En el Tomás Adolfo Ducó Huracán inició la participación de los equipos argentinos en la Copa Libertadores. En el primer duelo del repechaje para ingresar a la fase de grupos, el Globo recibió al Caracas, un equipo que acumulaba siete compromisos sin conocer la victoria.

En 90 segundos el combinado conducido por Eduardo Domínguez pudo abrir el marcador. A través de una pelota parada ejecutada por Patricio Toranzo, el ex Racing encontró la cabeza de Daniel Montenegro, pero el Rolfi desperdició la ocasión por encima del travesaño. El atacante con pasado en Independiente demostró, una vez más, que el juego aéreo no es su fuerte.

A pesar de los nervios y la pierna fuerte que se estableció entre los protagonistas, la sociedad entre el Pato y el ídolo quemero volvieron a generar suspenso en el espectáculo. El experimentado binomio desarmó a la última línea venezolana, pero el travesaño ahogó el grito local. Las combinaciones de los mediocampistas y las intervenciones de Cristian Espinoza eran argumentos para afirmar la superioridad del dueño de casa. El delantero juvenil hizo lucir a Wuilker Fariñez con un potente disparo que tenía destino de ángulo.

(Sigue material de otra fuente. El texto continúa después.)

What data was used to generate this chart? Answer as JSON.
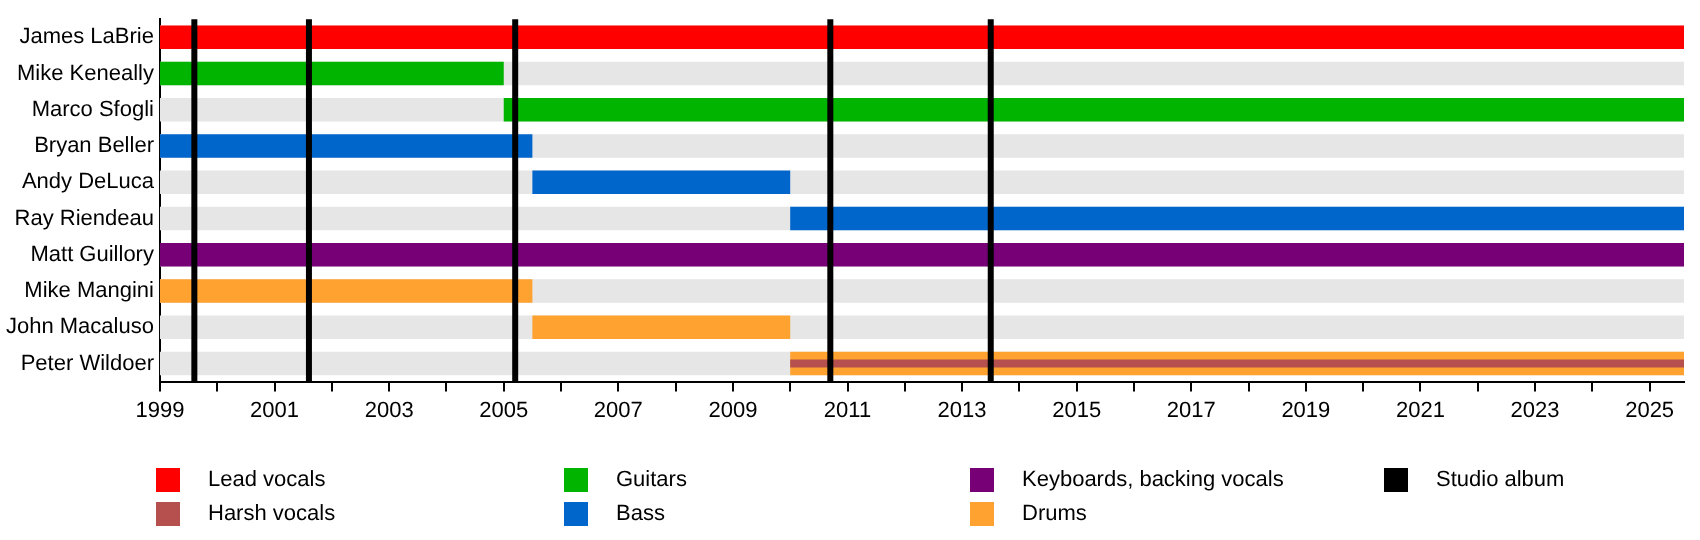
{
  "chart_data": {
    "type": "bar",
    "orientation": "horizontal",
    "stacked": false,
    "categories": [
      "James LaBrie",
      "Mike Keneally",
      "Marco Sfogli",
      "Bryan Beller",
      "Andy DeLuca",
      "Ray Riendeau",
      "Matt Guillory",
      "Mike Mangini",
      "John Macaluso",
      "Peter Wildoer"
    ],
    "series": [
      {
        "name": "Lead vocals",
        "color": "#ff0000",
        "values": [
          26.6,
          null,
          null,
          null,
          null,
          null,
          null,
          null,
          null,
          null
        ],
        "base": [
          1999,
          null,
          null,
          null,
          null,
          null,
          null,
          null,
          null,
          null
        ]
      },
      {
        "name": "Harsh vocals",
        "color": "#b5504e",
        "values": [
          null,
          null,
          null,
          null,
          null,
          null,
          null,
          null,
          null,
          15.6
        ],
        "base": [
          null,
          null,
          null,
          null,
          null,
          null,
          null,
          null,
          null,
          2010
        ]
      },
      {
        "name": "Guitars",
        "color": "#00b400",
        "values": [
          null,
          6,
          20.6,
          null,
          null,
          null,
          null,
          null,
          null,
          null
        ],
        "base": [
          null,
          1999,
          2005,
          null,
          null,
          null,
          null,
          null,
          null,
          null
        ]
      },
      {
        "name": "Bass",
        "color": "#0066cc",
        "values": [
          null,
          null,
          null,
          6.5,
          4.5,
          15.6,
          null,
          null,
          null,
          null
        ],
        "base": [
          null,
          null,
          null,
          1999,
          2005.5,
          2010,
          null,
          null,
          null,
          null
        ]
      },
      {
        "name": "Keyboards, backing vocals",
        "color": "#770077",
        "values": [
          null,
          null,
          null,
          null,
          null,
          null,
          26.6,
          null,
          null,
          null
        ],
        "base": [
          null,
          null,
          null,
          null,
          null,
          null,
          1999,
          null,
          null,
          null
        ]
      },
      {
        "name": "Drums",
        "color": "#ffa230",
        "values": [
          null,
          null,
          null,
          null,
          null,
          null,
          null,
          6.5,
          4.5,
          15.6
        ],
        "base": [
          null,
          null,
          null,
          null,
          null,
          null,
          null,
          1999,
          2005.5,
          2010
        ]
      }
    ],
    "xlim": [
      1999,
      2025.6
    ],
    "xticks": [
      1999,
      {
        "value": 2000,
        "label": null
      },
      2001,
      {
        "value": 2002,
        "label": null
      },
      2003,
      {
        "value": 2004,
        "label": null
      },
      2005,
      {
        "value": 2006,
        "label": null
      },
      2007,
      {
        "value": 2008,
        "label": null
      },
      2009,
      {
        "value": 2010,
        "label": null
      },
      2011,
      {
        "value": 2012,
        "label": null
      },
      2013,
      {
        "value": 2014,
        "label": null
      },
      2015,
      {
        "value": 2016,
        "label": null
      },
      2017,
      {
        "value": 2018,
        "label": null
      },
      2019,
      {
        "value": 2020,
        "label": null
      },
      2021,
      {
        "value": 2022,
        "label": null
      },
      2023,
      {
        "value": 2024,
        "label": null
      },
      2025
    ],
    "ref_lines": [
      {
        "axis": "x",
        "value": 1999.6,
        "label": "Studio album",
        "color": "#000000"
      },
      {
        "axis": "x",
        "value": 2001.6,
        "label": null,
        "color": "#000000"
      },
      {
        "axis": "x",
        "value": 2005.2,
        "label": null,
        "color": "#000000"
      },
      {
        "axis": "x",
        "value": 2010.7,
        "label": null,
        "color": "#000000"
      },
      {
        "axis": "x",
        "value": 2013.5,
        "label": null,
        "color": "#000000"
      }
    ],
    "grid": false,
    "legend": "bottom"
  }
}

Matías Fritzler también empleó su cabeza para buscar el deseado tanto luego de un córner, pero el arquero de 17 años volvió a evitar la conquista porteña. A Huracán sólo le faltaba concretar, dado que las ocasiones desperdiciadas aumentaban la ansiedad en el elenco argentino.

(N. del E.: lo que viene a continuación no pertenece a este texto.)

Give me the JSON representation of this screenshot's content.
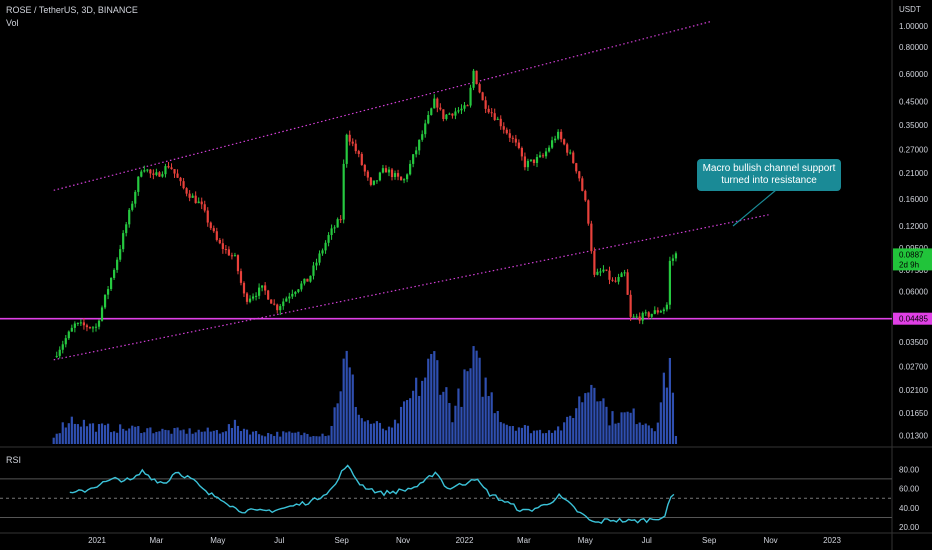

Antes de que se vayan al descanso una dura infracción de Miguel Mea Vitali sobre Diego Mendoza obligó a Patricio Polic a expulsar al capitán del Caracas. Una doble patada a la altura de la cintura evitó cualquier tipo de discusión.

En el complemento el Globo hizo valer su hombre de más. A través del propio ex Estudiantes, junto con los remates de media distancia de Montenegro y los tiros libres de Toranzo, los de Domínguez exigieron constantemente a Fariñez, quien demostraba cada vez más confianza ante cada llegada quemera.

La sorpresa estuvo cerca de establecerse sobre los 20 minutos. Una desubicada mediavuelta de Armando Maita dejó temblando el palo defendido por Marcos Díaz y el sonido metálico instaló el temor a la eliminación en Parque Patricios.

Tuvo que ingresar Mariano González para que el Palacio celebre el 1 a 0. El tandilense capitalizó una serie de rebotes y tras un tiro desviado de Espinoza infló la red para calmar los nervios. Sin marcas y sin dificultades el reemplazante de Federico Mancinelli encauzó la victoria. Vaya cambio hizo el entrenador, al apostar por un jugador ofensivo en lugar del central. La necesidad de la ventaja justificó el riesgo.

Si bien la diferencia es mínima, Huracán pegó primero. De todos modos, luego del debut en el campeonato de Primera División ante Atlético Rafaela, los porteños viajarán a Venezuela con la intención de sellar la clasificación. La llave está abierta y el ganador accederá a la zona de Peñarol, Atlético Nacional y Sporting Cristal. La primera batalla fue del Globo.